The IRS can be intimidating for a number of very good reasons, one of which is their ability to slap you with a tax levy. While many people assume that the IRS can’t truly begin to threaten you until after various warnings and legal proceedings, a tax levy basically means that they can take your property without having to take you to court. Obviously, the tax levy can be avoided by simply making sure to pay your taxes in full; however there are other things you can do to make sure that you stay clear of the frightening prospect of a tax levy.
Although it does not happen often, the IRS does sometimes make mistakes regarding who is receiving a tax levy. If you receive a levy notice that you believe has been issued to you unfairly or by mistake, call the IRS immediately and file for an appeal.

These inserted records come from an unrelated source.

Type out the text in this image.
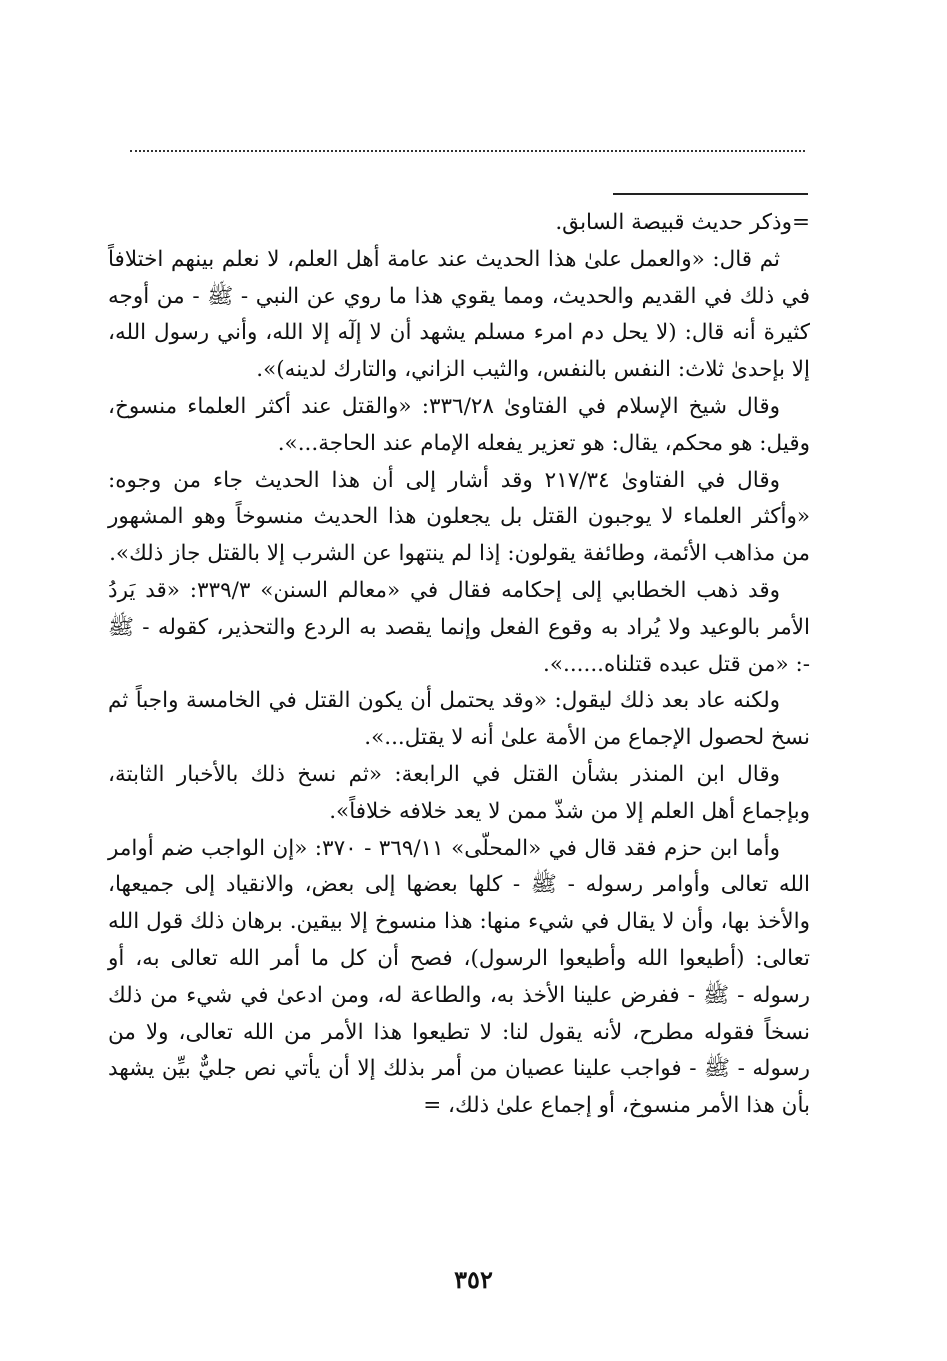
=وذكر حديث قبيصة السابق.

ثم قال: «والعمل علىٰ هذا الحديث عند عامة أهل العلم، لا نعلم بينهم اختلافاً في ذلك في القديم والحديث، ومما يقوي هذا ما روي عن النبي - ﷺ - من أوجه كثيرة أنه قال: (لا يحل دم امرء مسلم يشهد أن لا إلٓه إلا الله، وأني رسول الله، إلا بإحدىٰ ثلاث: النفس بالنفس، والثيب الزاني، والتارك لدينه)».

وقال شيخ الإسلام في الفتاوىٰ ٣٣٦/٢٨: «والقتل عند أكثر العلماء منسوخ، وقيل: هو محكم، يقال: هو تعزير يفعله الإمام عند الحاجة...».

وقال في الفتاوىٰ ٢١٧/٣٤ وقد أشار إلى أن هذا الحديث جاء من وجوه: «وأكثر العلماء لا يوجبون القتل بل يجعلون هذا الحديث منسوخاً وهو المشهور من مذاهب الأئمة، وطائفة يقولون: إذا لم ينتهوا عن الشرب إلا بالقتل جاز ذلك».

وقد ذهب الخطابي إلى إحكامه فقال في «معالم السنن» ٣٣٩/٣: «قد يَردُ الأمر بالوعيد ولا يُراد به وقوع الفعل وإنما يقصد به الردع والتحذير، كقوله - ﷺ -: «من قتل عبده قتلناه......».

ولكنه عاد بعد ذلك ليقول: «وقد يحتمل أن يكون القتل في الخامسة واجباً ثم نسخ لحصول الإجماع من الأمة علىٰ أنه لا يقتل...».

وقال ابن المنذر بشأن القتل في الرابعة: «ثم نسخ ذلك بالأخبار الثابتة، وبإجماع أهل العلم إلا من شذّ ممن لا يعد خلافه خلافاً».

وأما ابن حزم فقد قال في «المحلّى» ٣٦٩/١١ - ٣٧٠: «إن الواجب ضم أوامر الله تعالى وأوامر رسوله - ﷺ - كلها بعضها إلى بعض، والانقياد إلى جميعها، والأخذ بها، وأن لا يقال في شيء منها: هذا منسوخ إلا بيقين. برهان ذلك قول الله تعالى: (أطيعوا الله وأطيعوا الرسول)، فصح أن كل ما أمر الله تعالى به، أو رسوله - ﷺ - ففرض علينا الأخذ به، والطاعة له، ومن ادعىٰ في شيء من ذلك نسخاً فقوله مطرح، لأنه يقول لنا: لا تطيعوا هذا الأمر من الله تعالى، ولا من رسوله - ﷺ - فواجب علينا عصيان من أمر بذلك إلا أن يأتي نص جليٌّ بيِّن يشهد بأن هذا الأمر منسوخ، أو إجماع علىٰ ذلك، =

٣٥٢
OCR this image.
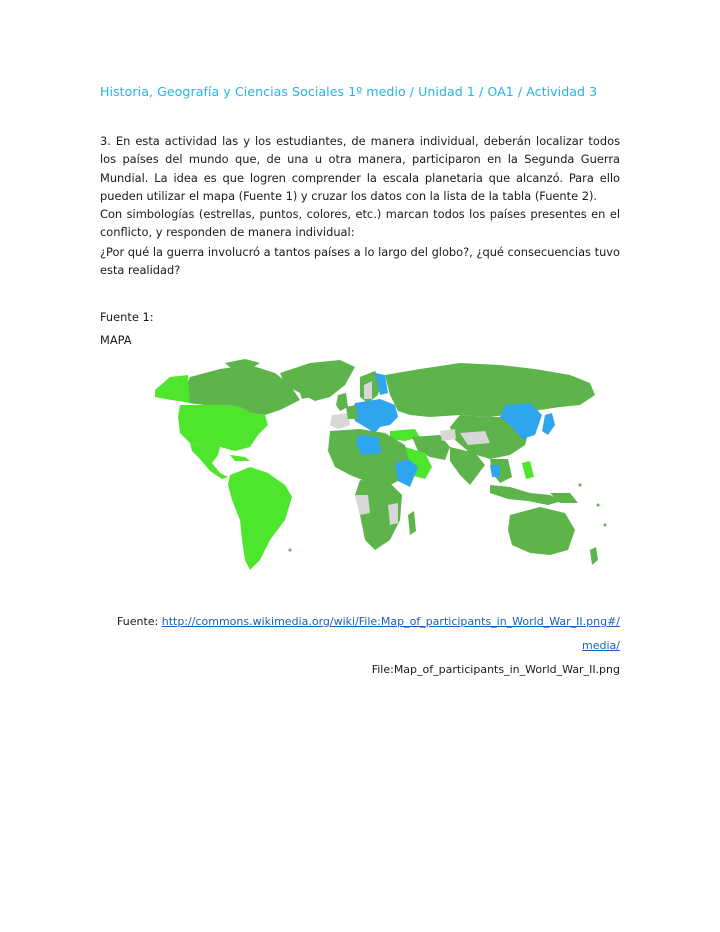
Historia, Geografía y Ciencias Sociales 1º medio / Unidad 1 / OA1 / Actividad 3
3. En esta actividad las y los estudiantes, de manera individual, deberán localizar todos los países del mundo que, de una u otra manera, participaron en la Segunda Guerra Mundial. La idea es que logren comprender la escala planetaria que alcanzó. Para ello pueden utilizar el mapa (Fuente 1) y cruzar los datos con la lista de la tabla (Fuente 2).
Con simbologías (estrellas, puntos, colores, etc.) marcan todos los países presentes en el conflicto, y responden de manera individual:
¿Por qué la guerra involucró a tantos países a lo largo del globo?, ¿qué consecuencias tuvo esta realidad?
Fuente 1:
MAPA
Fuente: http://commons.wikimedia.org/wiki/File:Map_of_participants_in_World_War_II.png#/
media/
File:Map_of_participants_in_World_War_II.png
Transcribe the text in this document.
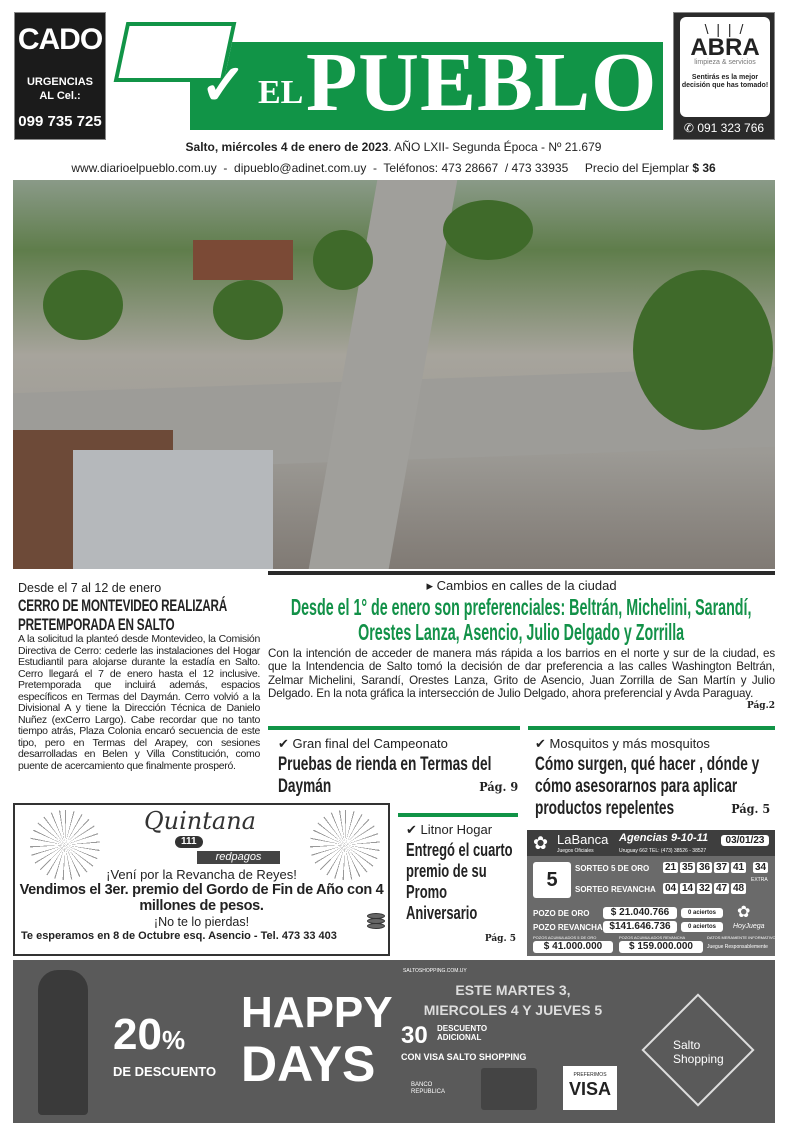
CADO
URGENCIAS
AL Cel.:
099 735 725
✓ EL PUEBLO
\ | | /
ABRA
limpieza & servicios
Sentirás es la mejor decisión que has tomado!
✆ 091 323 766
Salto, miércoles 4 de enero de 2023. AÑO LXII- Segunda Época - Nº 21.679
www.diarioelpueblo.com.uy  -  dipueblo@adinet.com.uy  -  Teléfonos: 473 28667  / 473 33935     Precio del Ejemplar $ 36
Desde el 7 al 12 de enero
CERRO DE MONTEVIDEO REALIZARÁ PRETEMPORADA EN SALTO
A la solicitud la planteó desde Montevideo, la Comisión Directiva de Cerro: cederle las instalaciones del Hogar Estudiantil para alojarse durante la estadía en Salto. Cerro llegará el 7 de enero hasta el 12 inclusive. Pretemporada que incluirá además, espacios específicos en Termas del Daymán. Cerro volvió a la Divisional A y tiene la Dirección Técnica de Danielo Nuñez (exCerro Largo). Cabe recordar que no tanto tiempo atrás, Plaza Colonia encaró secuencia de este tipo, pero en Termas del Arapey, con sesiones desarrolladas en Belen y Villa Constitución, como puente de acercamiento que finalmente prosperó.
▸ Cambios en calles de la ciudad
Desde el 1° de enero son preferenciales: Beltrán, Michelini, Sarandí, Orestes Lanza, Asencio, Julio Delgado y Zorrilla
Con la intención de acceder de manera más rápida a los barrios en el norte y sur de la ciudad, es que la Intendencia de Salto tomó la decisión de dar preferencia a las calles Washington Beltrán, Zelmar Michelini, Sarandí, Orestes Lanza, Grito de Asencio, Juan Zorrilla de San Martín y Julio Delgado. En la nota gráfica la intersección de Julio Delgado, ahora preferencial y Avda Paraguay.
Pág.2
✔ Gran final del Campeonato
Pruebas de rienda en Termas del Daymán	Pág. 9
✔ Mosquitos y más mosquitos
Cómo surgen, qué hacer , dónde y cómo asesorarnos para aplicar productos repelentes	Pág. 5
✔ Litnor Hogar
Entregó el cuarto premio de su Promo Aniversario
Pág. 5
Quintana
111
redpagos
¡Vení por la Revancha de Reyes!
Vendimos el 3er. premio del Gordo de Fin de Año con 4 millones de pesos.
¡No te lo pierdas!
Te esperamos en 8 de Octubre esq. Asencio - Tel. 473 33 403
✿ LaBanca
Juegos Oficiales
Agencias 9-10-11
Uruguay 662 TEL: (473) 38526 - 38527
03/01/23
5
SORTEO 5 DE ORO 21 35 36 37 41	34
EXTRA
SORTEO REVANCHA 04 14 32 47 48
POZO DE ORO	$ 21.040.766	0 aciertos
POZO REVANCHA $141.646.736	0 aciertos
✿
HoyJuega
POZOS ACUMULADOS 5 DE ORO	POZOS ACUMULADOS REVANCHA	DATOS MERAMENTE INFORMATIVOS
$ 41.000.000	$ 159.000.000	Juegue Responsablemente
20%
DE DESCUENTO
HAPPY
DAYS
SALTOSHOPPING.COM.UY
ESTE MARTES 3, MIERCOLES 4 Y JUEVES 5
30 DESCUENTO ADICIONAL
CON VISA SALTO SHOPPING
BANCO REPUBLICA
PREFERIMOS
VISA
Salto
Shopping
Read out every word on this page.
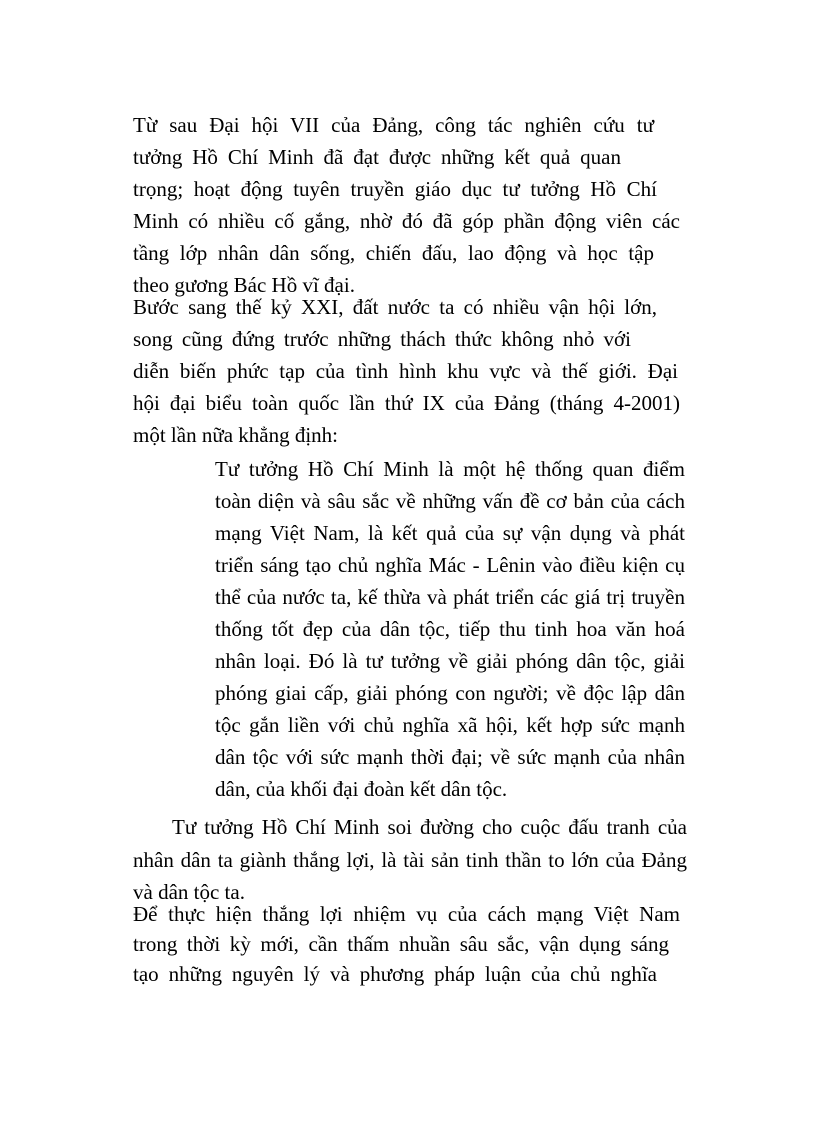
Từ sau Đại hội VII của Đảng, công tác nghiên cứu tư

tưởng Hồ Chí Minh đã đạt được những kết quả quan

trọng; hoạt động tuyên truyền giáo dục tư tưởng Hồ Chí

Minh có nhiều cố gắng, nhờ đó đã góp phần động viên các

tầng lớp nhân dân sống, chiến đấu, lao động và học tập

theo gương Bác Hồ vĩ đại.

Bước sang thế kỷ XXI, đất nước ta có nhiều vận hội lớn,

song cũng đứng trước những thách thức không nhỏ với

diễn biến phức tạp của tình hình khu vực và thế giới. Đại

hội đại biểu toàn quốc lần thứ IX của Đảng (tháng 4-2001)

một lần nữa khẳng định:

Tư tưởng Hồ Chí Minh là một hệ thống quan điểm

toàn diện và sâu sắc về những vấn đề cơ bản của cách

mạng Việt Nam, là kết quả của sự vận dụng và phát

triển sáng tạo chủ nghĩa Mác - Lênin vào điều kiện cụ

thể của nước ta, kế thừa và phát triển các giá trị truyền

thống tốt đẹp của dân tộc, tiếp thu tinh hoa văn hoá

nhân loại. Đó là tư tưởng về giải phóng dân tộc, giải

phóng giai cấp, giải phóng con người; về độc lập dân

tộc gắn liền với chủ nghĩa xã hội, kết hợp sức mạnh

dân tộc với sức mạnh thời đại; về sức mạnh của nhân

dân, của khối đại đoàn kết dân tộc.

Tư tưởng Hồ Chí Minh soi đường cho cuộc đấu tranh của

nhân dân ta giành thắng lợi, là tài sản tinh thần to lớn của Đảng

và dân tộc ta.

Để thực hiện thắng lợi nhiệm vụ của cách mạng Việt Nam

trong thời kỳ mới, cần thấm nhuần sâu sắc, vận dụng sáng

tạo những nguyên lý và phương pháp luận của chủ nghĩa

An installment agreement is a very common form of settling your debts with the IRS. Essentially, it’s a payment plan for you to pay back the taxes you owe the government. During a predetermined period of time (up to three years), you will pay the IRS in monthly installments, until your taxes are paid back. As long as you remain current on your payments, the IRS will consider you in good standing.
Offer in Compromise
This type of deal allows the taxpayer to settle their debt for less than the owed amount. There is a strict list of requirements that must be met, proving that collection of the taxes would cause serious financial burden to the taxpayer, and forced seizure would not yield more than the amount specified in the agreement.
As was previously mentioned, the best way to avoid tax levies is to pay your taxes. However, these options can help if you find yourself in trouble with the IRS.